Tuesday, November 19, 2013

Parasocial Relationships

     When I was a little girl, I was undoubtedly obsessed with Clay Aiken. If you aren't sure who he is, he was the second runner up (*cringes*) of American Idol. I was made fun of a lot because he was dorky, openly gay, and didn't exactly fit other people's definitions of good music. I didn't care. I fell in love with his voice and passion for music. He made me happy. I always went to his concerts when he came to a venue close to me. I bought all of his cd's the day they came out. I was was completely infatuated with him. My mom even wrote into a local radio station for a Christmas Wish contest telling them about my obsession and I won. I got to meet him and go to his concert. It's a memory I'll always hold dear to me.
     Over the years, as I've gotten older and as he has faded from the limelight, my obsession depleted... or so I thought it did. A few days ago when I was in another one of my classes, my professor played a clip of The Apprentice to illustrate a concept. I've never watched the show, or even heard much about it. To my surprise, I heard a familiar voice speaking while I wasn't paying attention (shh), it was Clay Aiken. I squealed (very loudly) of excitement. It was similar to the feeling of seeing your good friend after a long time apart. I was immediately taken back to my childhood. The happiness I felt as a child returned in that moment.

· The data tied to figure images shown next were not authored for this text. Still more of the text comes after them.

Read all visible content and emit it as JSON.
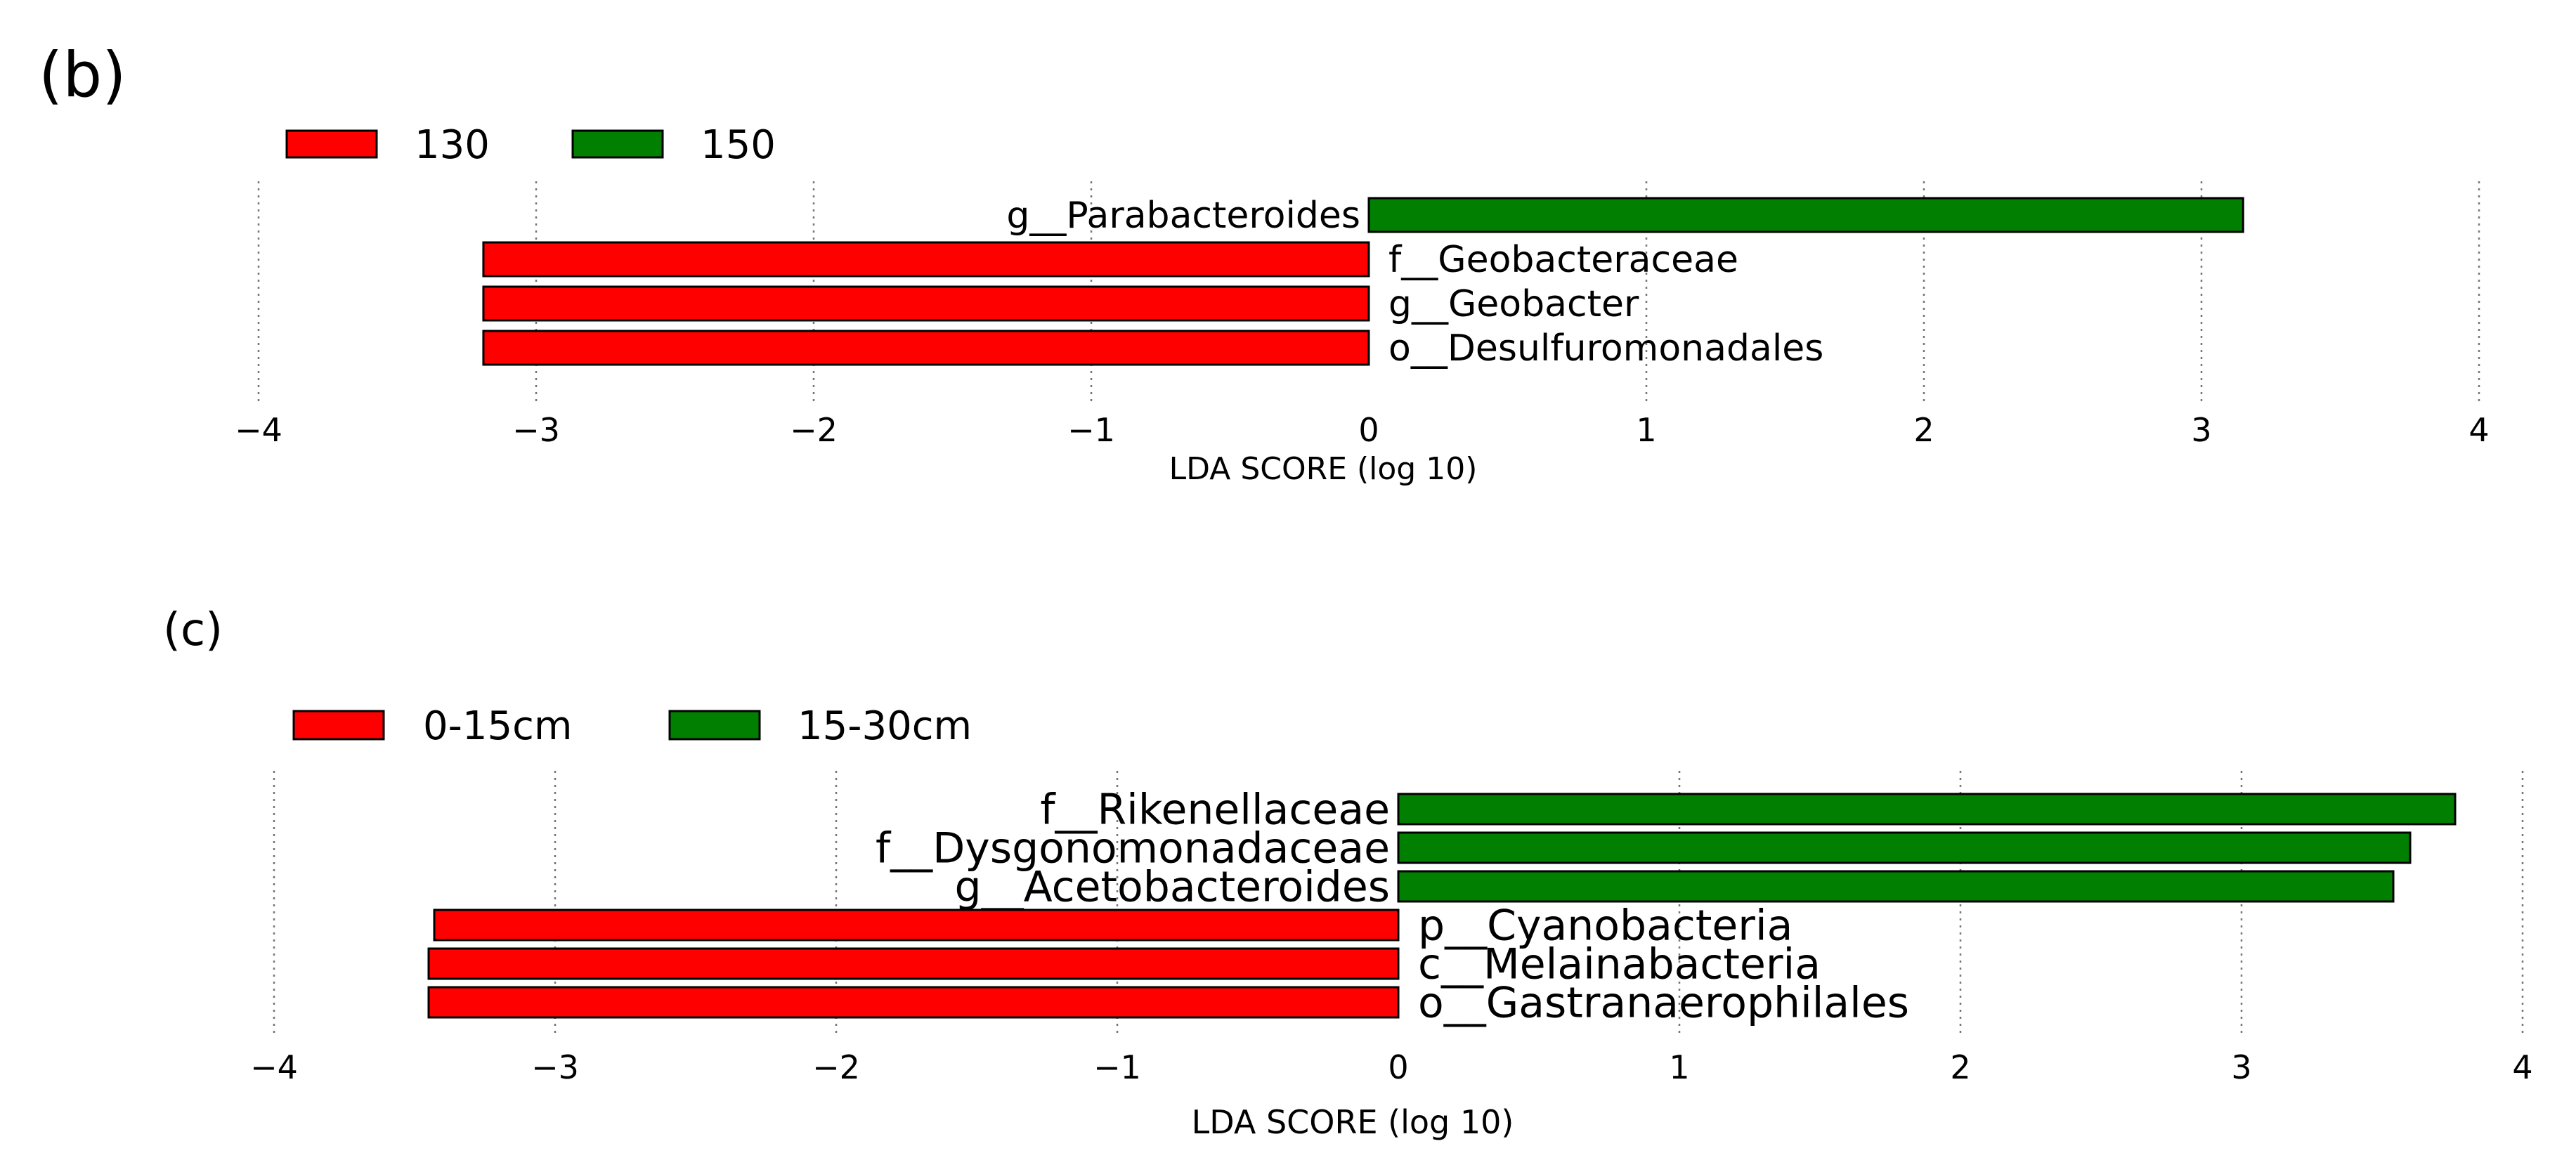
{
  "chart_data": [
    {
      "type": "bar",
      "orientation": "horizontal",
      "panel_label": "(b)",
      "title": "",
      "xlabel": "LDA SCORE (log 10)",
      "ylabel": "",
      "xlim": [
        -4,
        4
      ],
      "xticks": [
        "−4",
        "−3",
        "−2",
        "−1",
        "0",
        "1",
        "2",
        "3",
        "4"
      ],
      "grid": true,
      "legend_position": "top-left",
      "legend": [
        {
          "label": "130",
          "color": "#ff0000"
        },
        {
          "label": "150",
          "color": "#007f00"
        }
      ],
      "categories": [
        "g__Parabacteroides",
        "f__Geobacteraceae",
        "g__Geobacter",
        "o__Desulfuromonadales"
      ],
      "values": [
        3.15,
        -3.19,
        -3.19,
        -3.19
      ],
      "groups": [
        "150",
        "130",
        "130",
        "130"
      ]
    },
    {
      "type": "bar",
      "orientation": "horizontal",
      "panel_label": "(c)",
      "title": "",
      "xlabel": "LDA SCORE (log 10)",
      "ylabel": "",
      "xlim": [
        -4,
        4
      ],
      "xticks": [
        "−4",
        "−3",
        "−2",
        "−1",
        "0",
        "1",
        "2",
        "3",
        "4"
      ],
      "grid": true,
      "legend_position": "top-left",
      "legend": [
        {
          "label": "0-15cm",
          "color": "#ff0000"
        },
        {
          "label": "15-30cm",
          "color": "#007f00"
        }
      ],
      "categories": [
        "f__Rikenellaceae",
        "f__Dysgonomonadaceae",
        "g__Acetobacteroides",
        "p__Cyanobacteria",
        "c__Melainabacteria",
        "o__Gastranaerophilales"
      ],
      "values": [
        3.76,
        3.6,
        3.54,
        -3.43,
        -3.45,
        -3.45
      ],
      "groups": [
        "15-30cm",
        "15-30cm",
        "15-30cm",
        "0-15cm",
        "0-15cm",
        "0-15cm"
      ]
    }
  ]
}
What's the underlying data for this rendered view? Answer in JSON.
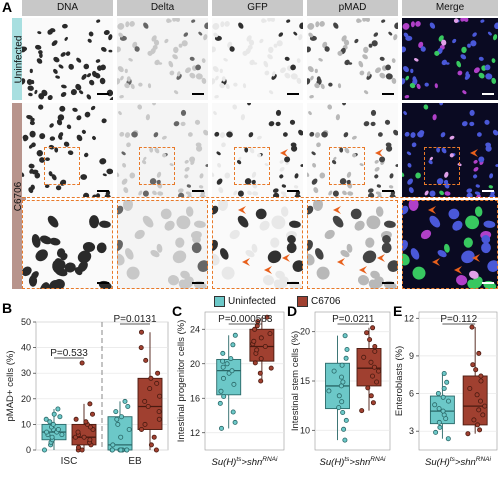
{
  "panel_a": {
    "letter": "A",
    "columns": [
      "DNA",
      "Delta",
      "GFP",
      "pMAD",
      "Merge"
    ],
    "rows": [
      "Uninfected",
      "C6706"
    ],
    "colors": {
      "uninfected_label_bg": "#a8dfe0",
      "infected_label_bg": "#b8948c",
      "dashed_box": "#e87a2a",
      "arrowhead": "#e8601c"
    }
  },
  "legend": {
    "items": [
      {
        "label": "Uninfected",
        "color": "#6cc8c8"
      },
      {
        "label": "C6706",
        "color": "#a04030"
      }
    ]
  },
  "charts": {
    "B": {
      "letter": "B",
      "ylabel": "pMAD+ cells (%)",
      "groups": [
        "ISC",
        "EB"
      ],
      "p_values": [
        "P=0.533",
        "P=0.0131"
      ]
    },
    "C": {
      "letter": "C",
      "ylabel": "Intestinal progenitor cells (%)",
      "xlabel_base": "Su(H)",
      "xlabel_sup1": "ts",
      "xlabel_mid": ">shn",
      "xlabel_sup2": "RNAi",
      "p_value": "P=0.000583"
    },
    "D": {
      "letter": "D",
      "ylabel": "Intestinal stem cells (%)",
      "xlabel_base": "Su(H)",
      "xlabel_sup1": "ts",
      "xlabel_mid": ">shn",
      "xlabel_sup2": "RNAi",
      "p_value": "P=0.0211"
    },
    "E": {
      "letter": "E",
      "ylabel": "Enteroblasts (%)",
      "xlabel_base": "Su(H)",
      "xlabel_sup1": "ts",
      "xlabel_mid": ">shn",
      "xlabel_sup2": "RNAi",
      "p_value": "P=0.112"
    }
  },
  "chart_data": [
    {
      "type": "box",
      "panel": "B",
      "ylabel": "pMAD+ cells (%)",
      "categories": [
        "ISC",
        "EB"
      ],
      "ylim": [
        0,
        50
      ],
      "yticks": [
        0,
        10,
        20,
        30,
        40,
        50
      ],
      "series": [
        {
          "name": "Uninfected",
          "groups": [
            {
              "category": "ISC",
              "q1": 4,
              "median": 7,
              "q3": 10,
              "whisker_low": 0,
              "whisker_high": 16,
              "points": [
                0,
                2,
                3,
                4,
                5,
                6,
                6,
                7,
                7,
                8,
                8,
                9,
                10,
                11,
                12,
                13,
                14,
                16
              ]
            },
            {
              "category": "EB",
              "q1": 0,
              "median": 2,
              "q3": 13,
              "whisker_low": 0,
              "whisker_high": 19,
              "points": [
                0,
                0,
                0,
                0,
                0,
                0,
                0,
                0,
                2,
                5,
                8,
                10,
                12,
                13,
                15,
                17,
                19
              ]
            }
          ]
        },
        {
          "name": "C6706",
          "groups": [
            {
              "category": "ISC",
              "q1": 2,
              "median": 5,
              "q3": 10,
              "whisker_low": 0,
              "whisker_high": 18,
              "points": [
                0,
                0,
                1,
                2,
                3,
                4,
                5,
                5,
                6,
                7,
                8,
                9,
                10,
                11,
                12,
                14,
                18,
                34
              ]
            },
            {
              "category": "EB",
              "q1": 8,
              "median": 17,
              "q3": 28,
              "whisker_low": 0,
              "whisker_high": 46,
              "points": [
                0,
                2,
                5,
                8,
                10,
                12,
                15,
                17,
                19,
                21,
                24,
                26,
                28,
                30,
                35,
                40,
                46
              ]
            }
          ]
        }
      ]
    },
    {
      "type": "box",
      "panel": "C",
      "ylabel": "Intestinal progenitor cells (%)",
      "ylim": [
        10,
        26
      ],
      "yticks": [
        12,
        16,
        20,
        24
      ],
      "series": [
        {
          "name": "Uninfected",
          "q1": 16.4,
          "median": 19.2,
          "q3": 20.5,
          "whisker_low": 12.5,
          "whisker_high": 23.3,
          "points": [
            12.5,
            13.2,
            14.4,
            15.4,
            16.2,
            16.8,
            17.6,
            18.3,
            18.9,
            19.2,
            19.6,
            20.0,
            20.3,
            20.6,
            21.2,
            22.2,
            23.3
          ]
        },
        {
          "name": "C6706",
          "q1": 20.3,
          "median": 22.0,
          "q3": 24.0,
          "whisker_low": 18.0,
          "whisker_high": 25.4,
          "points": [
            18.0,
            18.9,
            19.5,
            20.1,
            20.6,
            21.2,
            21.6,
            22.0,
            22.3,
            22.6,
            23.0,
            23.5,
            24.0,
            24.4,
            24.9,
            25.4
          ]
        }
      ]
    },
    {
      "type": "box",
      "panel": "D",
      "ylabel": "Intestinal stem cells (%)",
      "ylim": [
        8,
        22
      ],
      "yticks": [
        10,
        15,
        20
      ],
      "series": [
        {
          "name": "Uninfected",
          "q1": 12.2,
          "median": 14.5,
          "q3": 16.8,
          "whisker_low": 9.0,
          "whisker_high": 19.6,
          "points": [
            9.0,
            10.1,
            11.0,
            11.8,
            12.3,
            12.9,
            13.5,
            14.0,
            14.5,
            14.9,
            15.4,
            16.0,
            16.6,
            17.3,
            18.2,
            19.6
          ]
        },
        {
          "name": "C6706",
          "q1": 14.5,
          "median": 16.3,
          "q3": 18.3,
          "whisker_low": 12.0,
          "whisker_high": 20.4,
          "points": [
            12.0,
            12.8,
            13.5,
            14.3,
            14.9,
            15.5,
            16.0,
            16.4,
            16.9,
            17.4,
            18.0,
            18.5,
            19.2,
            19.9,
            20.4
          ]
        }
      ]
    },
    {
      "type": "box",
      "panel": "E",
      "ylabel": "Enteroblasts (%)",
      "ylim": [
        1.5,
        12.5
      ],
      "yticks": [
        3,
        6,
        9,
        12
      ],
      "series": [
        {
          "name": "Uninfected",
          "q1": 3.6,
          "median": 4.6,
          "q3": 5.8,
          "whisker_low": 2.4,
          "whisker_high": 7.6,
          "points": [
            2.4,
            2.9,
            3.3,
            3.7,
            4.0,
            4.3,
            4.6,
            4.8,
            5.1,
            5.4,
            5.7,
            6.0,
            6.4,
            6.9,
            7.6
          ]
        },
        {
          "name": "C6706",
          "q1": 3.5,
          "median": 5.0,
          "q3": 7.4,
          "whisker_low": 2.8,
          "whisker_high": 11.3,
          "points": [
            2.8,
            3.1,
            3.5,
            3.9,
            4.3,
            4.7,
            5.0,
            5.4,
            5.9,
            6.4,
            7.0,
            7.4,
            7.9,
            8.3,
            9.2,
            11.3
          ]
        }
      ]
    }
  ]
}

     My moral in telling this story is that parasocial relationships can have a lasting effect on a person, just like a real-life friendship. In that moment in class I realized that Clay (yep, still on a first-name basis) had impacted my life so much as a little girl, that even today I still have a sliver of that obsession in me. I probably sound like a lunatic, but I think that being aware of this will be helpful to me when I raise my own children. I want to make sure that the people they idolize have good moral character, so the effect on them is positive, like Clay Aiken was for me.